2. Know where your fear of loneliness comes from
When we were born, we needed everything from our parents — from shelter to food, we were completely reliant on someone else. When you leave a baby by himself — even if you’re just stepping into another room to grab something quickly — he can experience a feeling of abandonment. When you come back in the room, the feeling quickly dissipates and he realizes he wasn’t really alone. But sometimes, that fear of abandonment we experience when we’re little can continue into our adult lives, too.
“As children, we may have felt that we needed to cling to our caregivers no matter what, or else they’d abandon us,” Dr. Wells writes. “These helpless childhood feelings can resurface when we feel lonely as adults. The attachment alarm can be set off by the departure of a romantic partner, or even a huggable roommate. Their absence can trigger our bodies to go into a sort of chemical withdrawal — which can be very painful emotionally, and have the intensity and urgency we felt as children. It can feel like we’re going to die. This is the feeling that many adults fear most about being alone. It’s important to remember we’re grow-ups now with more choices and far less dependency on others. The alarm is outdated and no longer accurate; the urgency will subside. As children, we could be abandoned, but as adults, we’re merely left: It hurts, but it’s seldom life threatening.“
3. Resist the urge to indulge in quick fixes
When you’re lonely, it can be easy to turn to things in your life that will give you a quick cure to the empty feelings. I know a good vanilla latte and book always cheers me up when I’m feeling alone. But even though things like food, drinks, or some old fashioned retail therapy may take the edge off of the gnawing, empty feeling inside, these things only offer short term relief (and we often regret the decision later!).

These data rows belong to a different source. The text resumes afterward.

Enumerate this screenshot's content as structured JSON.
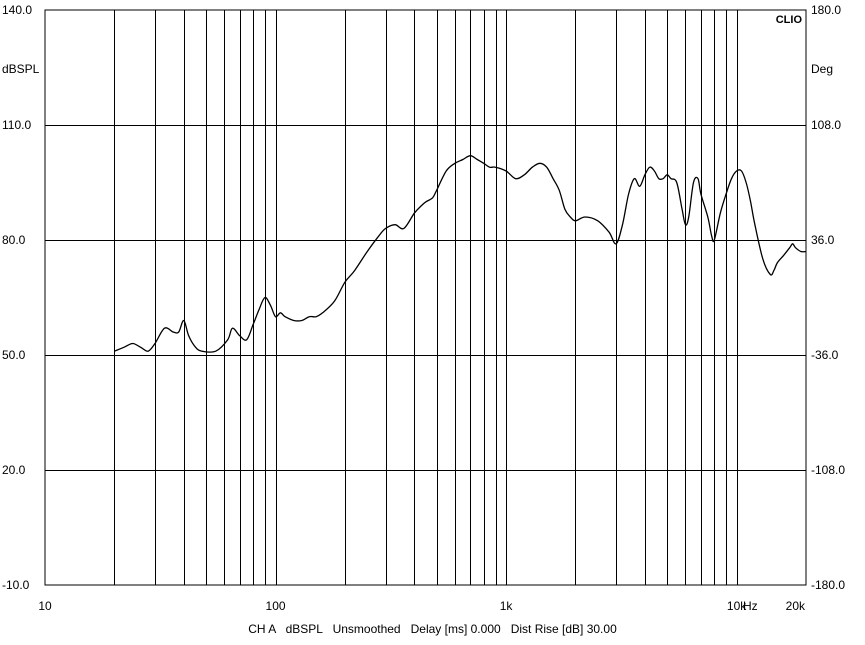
{
  "chart_data": {
    "type": "line",
    "brand": "CLIO",
    "left_axis": {
      "unit": "dBSPL",
      "ylim": [
        -10,
        140
      ],
      "ticks": [
        "140.0",
        "110.0",
        "80.0",
        "50.0",
        "20.0",
        "-10.0"
      ]
    },
    "right_axis": {
      "unit": "Deg",
      "ylim": [
        -180,
        180
      ],
      "ticks": [
        "180.0",
        "108.0",
        "36.0",
        "-36.0",
        "-108.0",
        "-180.0"
      ]
    },
    "x_axis": {
      "scale": "log",
      "xlim": [
        10,
        20000
      ],
      "unit": "Hz",
      "tick_labels": [
        {
          "value": 10,
          "label": "10"
        },
        {
          "value": 100,
          "label": "100"
        },
        {
          "value": 1000,
          "label": "1k"
        },
        {
          "value": 10000,
          "label": "10k"
        },
        {
          "value": 20000,
          "label": "20k"
        }
      ]
    },
    "grid": true,
    "series": [
      {
        "color": "#000000",
        "x": [
          20,
          22,
          24,
          26,
          28,
          30,
          33,
          36,
          38,
          40,
          42,
          45,
          48,
          55,
          62,
          65,
          70,
          75,
          80,
          85,
          90,
          95,
          100,
          105,
          110,
          120,
          130,
          140,
          150,
          160,
          180,
          200,
          220,
          250,
          280,
          300,
          330,
          360,
          400,
          430,
          450,
          480,
          500,
          550,
          600,
          650,
          700,
          750,
          800,
          850,
          900,
          1000,
          1100,
          1200,
          1300,
          1400,
          1500,
          1600,
          1700,
          1800,
          1900,
          2000,
          2200,
          2500,
          2800,
          3000,
          3200,
          3400,
          3600,
          3800,
          4000,
          4200,
          4400,
          4600,
          4800,
          5000,
          5200,
          5500,
          5800,
          6000,
          6200,
          6500,
          6800,
          7000,
          7500,
          7800,
          8000,
          8500,
          9000,
          9500,
          10000,
          10500,
          11000,
          11500,
          12000,
          13000,
          14000,
          14500,
          15000,
          16000,
          17000,
          17500,
          18000,
          19000,
          20000
        ],
        "values": [
          51,
          52,
          53,
          52,
          51,
          53,
          57,
          56,
          56,
          59,
          55,
          52,
          51,
          51,
          54,
          57,
          55,
          54,
          58,
          62,
          65,
          63,
          60,
          61,
          60,
          59,
          59,
          60,
          60,
          61,
          64,
          69,
          72,
          77,
          81,
          83,
          84,
          83,
          87,
          89,
          90,
          91,
          93,
          98,
          100,
          101,
          102,
          101,
          100,
          99,
          99,
          98,
          96,
          97,
          99,
          100,
          99,
          96,
          93,
          88,
          86,
          85,
          86,
          85,
          82,
          79,
          84,
          92,
          96,
          94,
          97,
          99,
          98,
          96,
          96,
          97,
          96,
          95,
          88,
          84,
          86,
          95,
          96,
          92,
          86,
          81,
          80,
          87,
          92,
          96,
          98,
          98,
          95,
          90,
          84,
          75,
          71,
          72,
          74,
          76,
          78,
          79,
          78,
          77,
          77
        ]
      }
    ]
  },
  "footer": {
    "channel": "CH A",
    "unit": "dBSPL",
    "smoothing": "Unsmoothed",
    "delay": "Delay [ms] 0.000",
    "dist_rise": "Dist Rise [dB] 30.00"
  }
}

Instead of turning to quick fixes when we’re faced with loneliness, Dr. Well recommends resisting the urge to fix loneliness. “Having a sense of contentment and accepting loneliness without an urgent need to alleviate it — psychologists refer to this as having a high level of impulse control, using cognitive processes to observe and inquire rather than act from our distress,” she writes. “This is the key to growing and developing healthy relationships with others — and with ourselves.”
4. Take healthy risks
When you’re going through a big life change alone, there is a feeling of loneliness during big transitions. Whether you’re moving alone to a new city or starting a new job without a familiar face in the office, feeling lonely can leave you grasping for anything familiar. Instead of drawing into yourself during times of lonely transition, take some healthy risks. Say hello to your neighbors when you’ve settled into your new apartment, or go to the after-work social happy hour at the end of your first week on the new job.
“By trusting yourself and knowing when to let go, you can make the change in your life you so desire to make and see your loneliness as temporary, an unsupported moment,” Dr. Wells writes. “Ironically, doing it alone for yourself from your deepest knowing may attract people to you who’ll admire and respect you for having the courage to stand for what you truly believe in.”